Como se escreveu acima, o recurso suscita a questão de saber se o acórdão recorrido violou o disposto no artigo 334.º do Código Civil e nos artigos 607.º, n.º 4 e 662.º, n.º 1, ambos do CPC.
Esta imputação labora no pressuposto de que o acórdão sob recurso revogou a decisão da 1.ª instância de condenar os réus a restituírem à autora o imóvel em causa nos autos com fundamento no mecanismo da desconsideração da personalidade colectiva e que tal decisão padecia de erro porque os factos em que os réus assentaram essa desconsideração (alegados nos artigos 68.º e 75.º da contestação) foram julgados não provados e, contrariamente ao decidido no acórdão, tais factos não de deduziam dos que foram julgados provados sob os números 17.º, 18.º, 19.º, 25.º, 26.º, 27.º e 33. Acrescia, contra a aplicação do mecanismo desconsideração da personalidade colectiva, que ele tinha natureza excepcional, era de aplicação subsidiária e implicava que tivesse existido um comportamento ilícito, abusivo ou fraudulento ou que o agente tivesse agido desonestamente, nada disso se tendo provado no processo.

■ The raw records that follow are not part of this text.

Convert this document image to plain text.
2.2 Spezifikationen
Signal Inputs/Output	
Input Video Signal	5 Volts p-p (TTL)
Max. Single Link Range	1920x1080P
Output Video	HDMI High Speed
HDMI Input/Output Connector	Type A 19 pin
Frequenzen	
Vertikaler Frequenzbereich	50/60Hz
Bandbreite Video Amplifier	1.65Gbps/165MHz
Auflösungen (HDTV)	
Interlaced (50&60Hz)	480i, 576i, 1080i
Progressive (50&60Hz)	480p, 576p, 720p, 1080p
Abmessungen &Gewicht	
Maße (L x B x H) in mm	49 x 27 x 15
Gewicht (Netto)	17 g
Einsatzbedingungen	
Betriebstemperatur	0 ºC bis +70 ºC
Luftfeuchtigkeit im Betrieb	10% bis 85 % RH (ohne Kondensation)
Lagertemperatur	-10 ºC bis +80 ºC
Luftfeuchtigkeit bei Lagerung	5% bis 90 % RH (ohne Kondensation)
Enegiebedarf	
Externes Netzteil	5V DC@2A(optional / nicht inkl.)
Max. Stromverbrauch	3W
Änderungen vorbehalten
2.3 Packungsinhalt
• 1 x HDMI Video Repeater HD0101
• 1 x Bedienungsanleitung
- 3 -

O recurso é de julgar improcedente, apesar de serem exactas algumas alegações da recorrente, designadamente que na fundamentação do acórdão se afirmou:
• Que “a transferência da propriedade do imóvel ocupado pelos réus, primeiro para o filho dos proprietários e depois para a sociedade autora foi um ato que, embora formalmente válido, destinou-se exclusivamente a permitir a restituição do imóvel ocupado pelos réus”;
• Que a alienação do imóvel e a sua aquisição pela autora se destinou unicamente a contornar os efeitos prático-jurídicos do comodato, que culminou com a instauração da presente acção, na qual se pede a restituição do imóvel, que havia sido negada em acção anterior”;
• Que a “… a Autora, por detrás das aparências, não pode ser considerada uma terceira relativamente ao negócio anteriormente celebrado com os réus, totalmente indiferente ao que se passou antes de se ter tornado proprietário do imóvel”.
Sucede que apesar de estas afirmações integraram a parte do acórdão relativa à fundamentação de direito, o Tribunal da Relação não revogou a sentença, na parte em que ordenou a restituição do imóvel aos réus, exclusivamente com base nelas.

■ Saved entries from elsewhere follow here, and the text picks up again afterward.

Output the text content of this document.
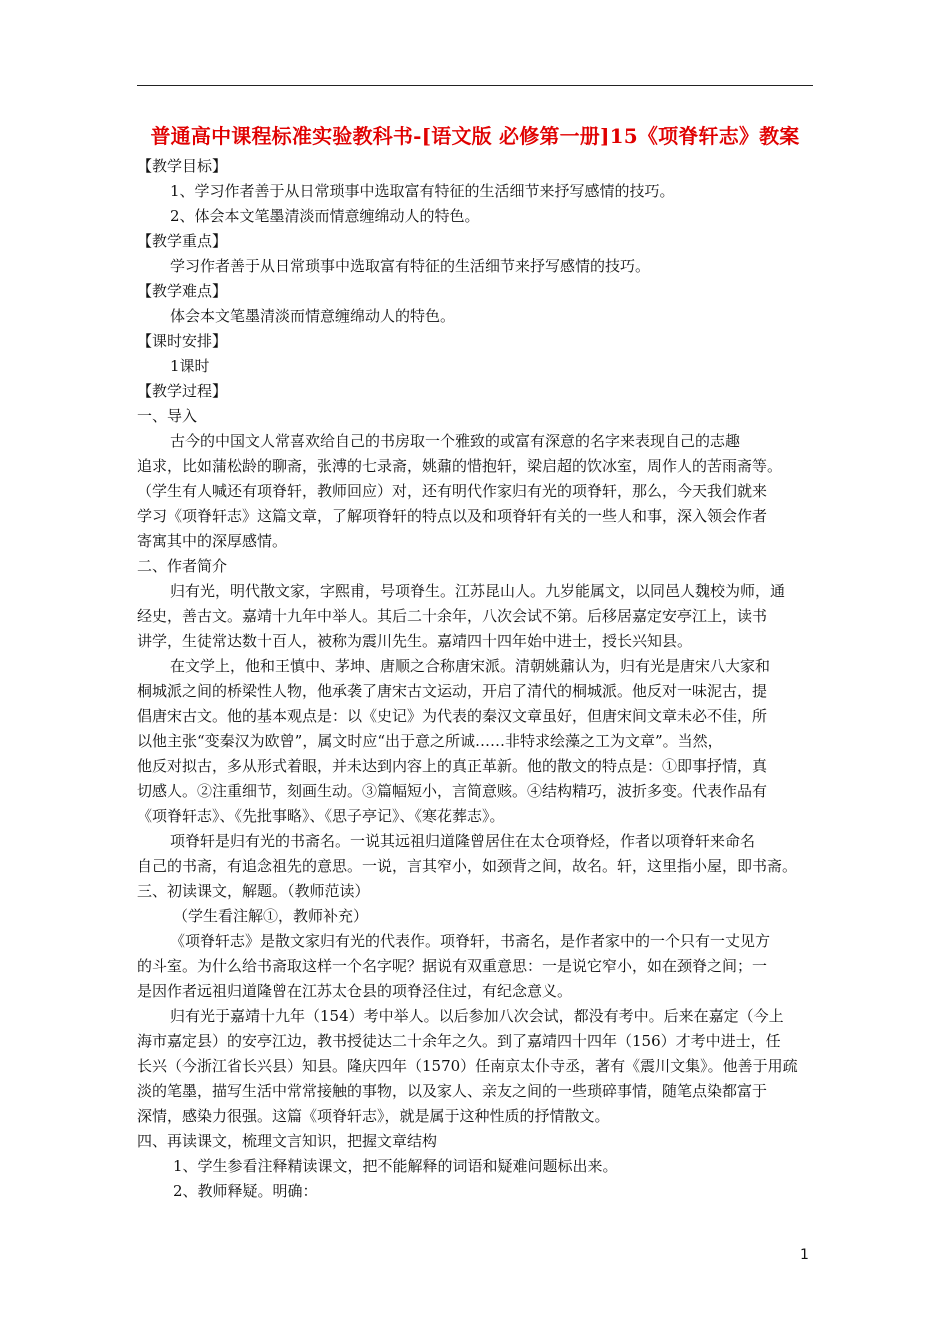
普通高中课程标准实验教科书-[语文版 必修第一册]15《项脊轩志》教案
【教学目标】
1、学习作者善于从日常琐事中选取富有特征的生活细节来抒写感情的技巧。
2、体会本文笔墨清淡而情意缠绵动人的特色。
【教学重点】
学习作者善于从日常琐事中选取富有特征的生活细节来抒写感情的技巧。
【教学难点】
体会本文笔墨清淡而情意缠绵动人的特色。
【课时安排】
1课时
【教学过程】
一、导入
古今的中国文人常喜欢给自己的书房取一个雅致的或富有深意的名字来表现自己的志趣
追求，比如蒲松龄的聊斋，张溥的七录斋，姚鼐的惜抱轩，梁启超的饮冰室，周作人的苦雨斋等。
（学生有人喊还有项脊轩，教师回应）对，还有明代作家归有光的项脊轩，那么，今天我们就来
学习《项脊轩志》这篇文章，了解项脊轩的特点以及和项脊轩有关的一些人和事，深入领会作者
寄寓其中的深厚感情。
二、作者简介
归有光，明代散文家，字熙甫，号项脊生。江苏昆山人。九岁能属文，以同邑人魏校为师，通
经史，善古文。嘉靖十九年中举人。其后二十余年，八次会试不第。后移居嘉定安亭江上，读书
讲学，生徒常达数十百人，被称为震川先生。嘉靖四十四年始中进士，授长兴知县。
在文学上，他和王慎中、茅坤、唐顺之合称唐宋派。清朝姚鼐认为，归有光是唐宋八大家和
桐城派之间的桥梁性人物，他承袭了唐宋古文运动，开启了清代的桐城派。他反对一味泥古，提
倡唐宋古文。他的基本观点是：以《史记》为代表的秦汉文章虽好，但唐宋间文章未必不佳，所
以他主张“变秦汉为欧曾”，属文时应“出于意之所诚……非特求绘藻之工为文章”。当然，
他反对拟古，多从形式着眼，并未达到内容上的真正革新。他的散文的特点是：①即事抒情，真
切感人。②注重细节，刻画生动。③篇幅短小，言简意赅。④结构精巧，波折多变。代表作品有
《项脊轩志》、《先批事略》、《思子亭记》、《寒花葬志》。
项脊轩是归有光的书斋名。一说其远祖归道隆曾居住在太仓项脊烃，作者以项脊轩来命名
自己的书斋，有追念祖先的意思。一说，言其窄小，如颈背之间，故名。轩，这里指小屋，即书斋。
三、初读课文，解题。（教师范读）
（学生看注解①，教师补充）
《项脊轩志》是散文家归有光的代表作。项脊轩，书斋名，是作者家中的一个只有一丈见方
的斗室。为什么给书斋取这样一个名字呢？据说有双重意思：一是说它窄小，如在颈脊之间；一
是因作者远祖归道隆曾在江苏太仓县的项脊泾住过，有纪念意义。
归有光于嘉靖十九年（154）考中举人。以后参加八次会试，都没有考中。后来在嘉定（今上
海市嘉定县）的安亭江边，教书授徒达二十余年之久。到了嘉靖四十四年（156）才考中进士，任
长兴（今浙江省长兴县）知县。隆庆四年（1570）任南京太仆寺丞，著有《震川文集》。他善于用疏
淡的笔墨，描写生活中常常接触的事物，以及家人、亲友之间的一些琐碎事情，随笔点染都富于
深情，感染力很强。这篇《项脊轩志》，就是属于这种性质的抒情散文。
四、再读课文，梳理文言知识，把握文章结构
1、学生参看注释精读课文，把不能解释的词语和疑难问题标出来。
2、教师释疑。明确：
1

As razões da revogação foram as seguintes.
A primeira consistiu na afirmação de que a autora, ora recorrente, não tinha o poder de exigir dos réus a restituição do imóvel porque – e passamos a citar – “a mesma, depois de adquirir o direito de propriedade, aceitou e assumiu a existência do contrato anteriormente celebrado (através da figura jurídica do seu administrador)”. O acórdão enquadrou juridicamente esta aceitação e assunção do contrato no artigo 595.º, n.º 1, alínea b) do Código Civil.
A segunda, invocada a título adicional, consistiu na afirmação de que a pretensão de restituição configurava um objectivo manifestamente contrário aos princípios da boa fé e antagónico com o fim social ou económico do direito de propriedade, que assim foi instrumentalizado pelos anteriores proprietários em prejuízo dos réus, e que a A. agora pretende exercer”. Esta razão foi enquadrada no artigo 334.º do Código Civil.
Destas razões, a única que têm relação com as afirmações acima transcritas e constantes da fundamentação é a que consistiu na afirmação de que “a pretendida restituição configurou-se como antagónica com o fim social ou económico do direito de propriedade, que assim “foi instrumentalizado pelos anteriores proprietários em prejuízo dos réus”. Com efeito, só se poderia dizer que o direito de propriedade foi instrumentalizado para prejudicar os réus se se tivesse provado que a transferência do imóvel primeiro para EE (filho de CC e de DD) e depois deste para a sociedade autora, ora recorrente, se destinou exclusivamente a permitir a restituição do imóvel ocupado pelos réus e a contornar os efeitos práticos e jurídicos do contrato de comodato.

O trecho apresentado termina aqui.